O mais famoso, é o elevador Lacerda, mas igualmente icónicos e centenários existem os planos-inclinados, do Taboão e de Gonçalves, conhecido pelo "guindaste dos padres", por galgar uma rampa íngreme, aberta na encosta pelos Jesuítas.

Para o forasteiro, mesmo que constantemente consumida pela voragem do turismo, a área do Pelourinho, é a que congrega os principais pontos de interesse e que justificou a declaração, pela Unesco, de Património da Humanidade. Ali está a catedral, que até já foi longe do centro. Conta-se que o governador Tomé de Sousa terá objectado à localização ao que lhe responderam que em breve a cidade se lhe juntaria – umas palavras proféticas, aliás. E a igreja de São Francisco, prenhe de ouro, com os painéis de azulejos que são dos únicos retratos, verdadeiras polaróides, da Lisboa de antes do terramoto.

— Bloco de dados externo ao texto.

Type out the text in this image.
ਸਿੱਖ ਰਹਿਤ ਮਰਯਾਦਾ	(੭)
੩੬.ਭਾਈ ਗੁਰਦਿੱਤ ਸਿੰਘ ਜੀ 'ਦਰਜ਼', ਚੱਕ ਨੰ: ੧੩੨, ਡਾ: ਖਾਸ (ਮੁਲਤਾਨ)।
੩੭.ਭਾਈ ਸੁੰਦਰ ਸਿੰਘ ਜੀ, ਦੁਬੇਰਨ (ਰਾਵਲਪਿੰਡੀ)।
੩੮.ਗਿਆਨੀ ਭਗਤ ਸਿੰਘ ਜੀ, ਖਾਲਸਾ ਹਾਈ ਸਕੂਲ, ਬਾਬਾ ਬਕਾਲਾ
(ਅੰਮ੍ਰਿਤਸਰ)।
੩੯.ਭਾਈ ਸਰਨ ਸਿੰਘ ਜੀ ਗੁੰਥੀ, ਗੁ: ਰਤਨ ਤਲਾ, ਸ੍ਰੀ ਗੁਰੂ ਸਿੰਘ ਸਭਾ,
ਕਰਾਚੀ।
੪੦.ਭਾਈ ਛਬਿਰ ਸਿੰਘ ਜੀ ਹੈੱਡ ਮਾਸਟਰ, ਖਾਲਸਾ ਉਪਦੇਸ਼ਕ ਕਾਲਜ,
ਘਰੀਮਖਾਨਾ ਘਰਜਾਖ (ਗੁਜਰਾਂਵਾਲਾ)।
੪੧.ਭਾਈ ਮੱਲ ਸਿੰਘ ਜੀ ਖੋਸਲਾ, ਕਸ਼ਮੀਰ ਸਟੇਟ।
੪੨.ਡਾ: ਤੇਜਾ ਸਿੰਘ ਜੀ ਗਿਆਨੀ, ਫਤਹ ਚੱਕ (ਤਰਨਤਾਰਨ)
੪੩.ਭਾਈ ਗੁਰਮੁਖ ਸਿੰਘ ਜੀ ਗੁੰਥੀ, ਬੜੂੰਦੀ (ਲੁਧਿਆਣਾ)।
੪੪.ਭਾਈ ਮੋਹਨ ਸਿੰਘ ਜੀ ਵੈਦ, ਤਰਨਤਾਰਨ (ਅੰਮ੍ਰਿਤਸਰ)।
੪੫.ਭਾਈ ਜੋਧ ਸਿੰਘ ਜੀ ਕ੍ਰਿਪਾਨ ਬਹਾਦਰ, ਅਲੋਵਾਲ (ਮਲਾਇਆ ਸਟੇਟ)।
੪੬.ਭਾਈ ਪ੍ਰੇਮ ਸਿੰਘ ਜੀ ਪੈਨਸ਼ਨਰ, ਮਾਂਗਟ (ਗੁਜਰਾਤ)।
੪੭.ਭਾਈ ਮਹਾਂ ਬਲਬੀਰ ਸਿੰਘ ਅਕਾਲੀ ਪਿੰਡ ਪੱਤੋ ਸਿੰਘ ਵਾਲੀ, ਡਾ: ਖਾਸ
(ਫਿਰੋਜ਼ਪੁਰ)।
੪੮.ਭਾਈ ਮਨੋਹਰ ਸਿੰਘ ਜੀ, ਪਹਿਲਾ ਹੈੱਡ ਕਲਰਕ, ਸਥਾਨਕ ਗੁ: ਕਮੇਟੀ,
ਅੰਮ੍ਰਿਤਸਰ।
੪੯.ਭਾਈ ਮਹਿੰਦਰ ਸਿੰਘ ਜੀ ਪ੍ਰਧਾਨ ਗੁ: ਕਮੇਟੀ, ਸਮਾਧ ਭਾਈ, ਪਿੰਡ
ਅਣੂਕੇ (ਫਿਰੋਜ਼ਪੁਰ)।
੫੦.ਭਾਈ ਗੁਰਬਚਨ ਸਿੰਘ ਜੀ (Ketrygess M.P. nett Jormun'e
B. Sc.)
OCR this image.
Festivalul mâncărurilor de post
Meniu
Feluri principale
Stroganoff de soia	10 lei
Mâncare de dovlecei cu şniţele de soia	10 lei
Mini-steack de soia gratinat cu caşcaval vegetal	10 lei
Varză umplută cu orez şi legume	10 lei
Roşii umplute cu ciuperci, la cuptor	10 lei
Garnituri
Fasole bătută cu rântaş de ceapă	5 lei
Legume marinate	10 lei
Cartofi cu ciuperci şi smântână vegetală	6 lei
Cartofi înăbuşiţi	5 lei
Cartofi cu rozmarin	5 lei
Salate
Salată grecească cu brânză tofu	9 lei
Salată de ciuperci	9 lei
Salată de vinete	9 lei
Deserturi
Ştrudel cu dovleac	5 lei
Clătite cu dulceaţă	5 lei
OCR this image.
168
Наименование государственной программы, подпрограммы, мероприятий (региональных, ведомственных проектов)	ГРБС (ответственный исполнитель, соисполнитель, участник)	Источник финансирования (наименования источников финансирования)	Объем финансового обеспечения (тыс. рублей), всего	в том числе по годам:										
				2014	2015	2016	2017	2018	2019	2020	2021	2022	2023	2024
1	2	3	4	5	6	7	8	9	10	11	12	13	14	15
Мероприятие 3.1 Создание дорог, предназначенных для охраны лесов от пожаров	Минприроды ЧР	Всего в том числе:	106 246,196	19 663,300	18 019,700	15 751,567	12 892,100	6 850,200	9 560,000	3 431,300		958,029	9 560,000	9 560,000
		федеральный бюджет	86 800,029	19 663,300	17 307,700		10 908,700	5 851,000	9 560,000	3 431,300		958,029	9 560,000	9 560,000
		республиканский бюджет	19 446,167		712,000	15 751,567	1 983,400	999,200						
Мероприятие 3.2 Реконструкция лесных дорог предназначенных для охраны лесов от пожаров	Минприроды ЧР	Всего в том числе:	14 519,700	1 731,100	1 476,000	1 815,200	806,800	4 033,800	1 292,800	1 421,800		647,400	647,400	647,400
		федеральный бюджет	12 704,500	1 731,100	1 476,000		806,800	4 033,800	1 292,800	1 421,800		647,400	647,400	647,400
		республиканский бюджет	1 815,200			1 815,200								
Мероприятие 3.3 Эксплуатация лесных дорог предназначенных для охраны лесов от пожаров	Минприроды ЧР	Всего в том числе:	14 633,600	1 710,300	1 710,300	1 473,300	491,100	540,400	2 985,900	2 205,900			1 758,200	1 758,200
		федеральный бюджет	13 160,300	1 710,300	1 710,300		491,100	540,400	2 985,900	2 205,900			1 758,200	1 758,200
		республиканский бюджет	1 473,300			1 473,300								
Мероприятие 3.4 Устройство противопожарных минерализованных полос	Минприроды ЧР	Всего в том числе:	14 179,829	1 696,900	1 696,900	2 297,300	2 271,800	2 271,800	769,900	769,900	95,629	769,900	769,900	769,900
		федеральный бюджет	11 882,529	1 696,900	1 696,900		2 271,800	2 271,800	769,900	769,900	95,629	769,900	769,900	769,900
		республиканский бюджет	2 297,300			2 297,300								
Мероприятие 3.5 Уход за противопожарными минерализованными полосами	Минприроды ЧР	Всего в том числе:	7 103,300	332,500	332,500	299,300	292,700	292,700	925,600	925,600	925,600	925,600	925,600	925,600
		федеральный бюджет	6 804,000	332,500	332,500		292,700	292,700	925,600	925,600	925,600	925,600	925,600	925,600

Nalgumas esquinas concentram-se baianas carregadas de colares. Nos tabuleiros trazem delícias várias. Uns acarajés reluzentes, servidos com vatapá, fritos em azeite de dendê. Mas para bem aproveitar esta cidade maravilhosa, faça-se a vénia à outra, a que o é mais reconhecidamente, convirá ao flâneur usar de prudência q.b., que estes manjares foram concebidos, com amor e muito humor, como tudo o mais na Bahia, para estômagos robustos.

Crendo escutar Dorival Caymmi, lá longe na memória, enquanto parece vibrar o ruído de um baticum longínquo: Ai, ai que saudade eu tenho da Bahia / Ai, se eu escutasse o que mamãe dizia.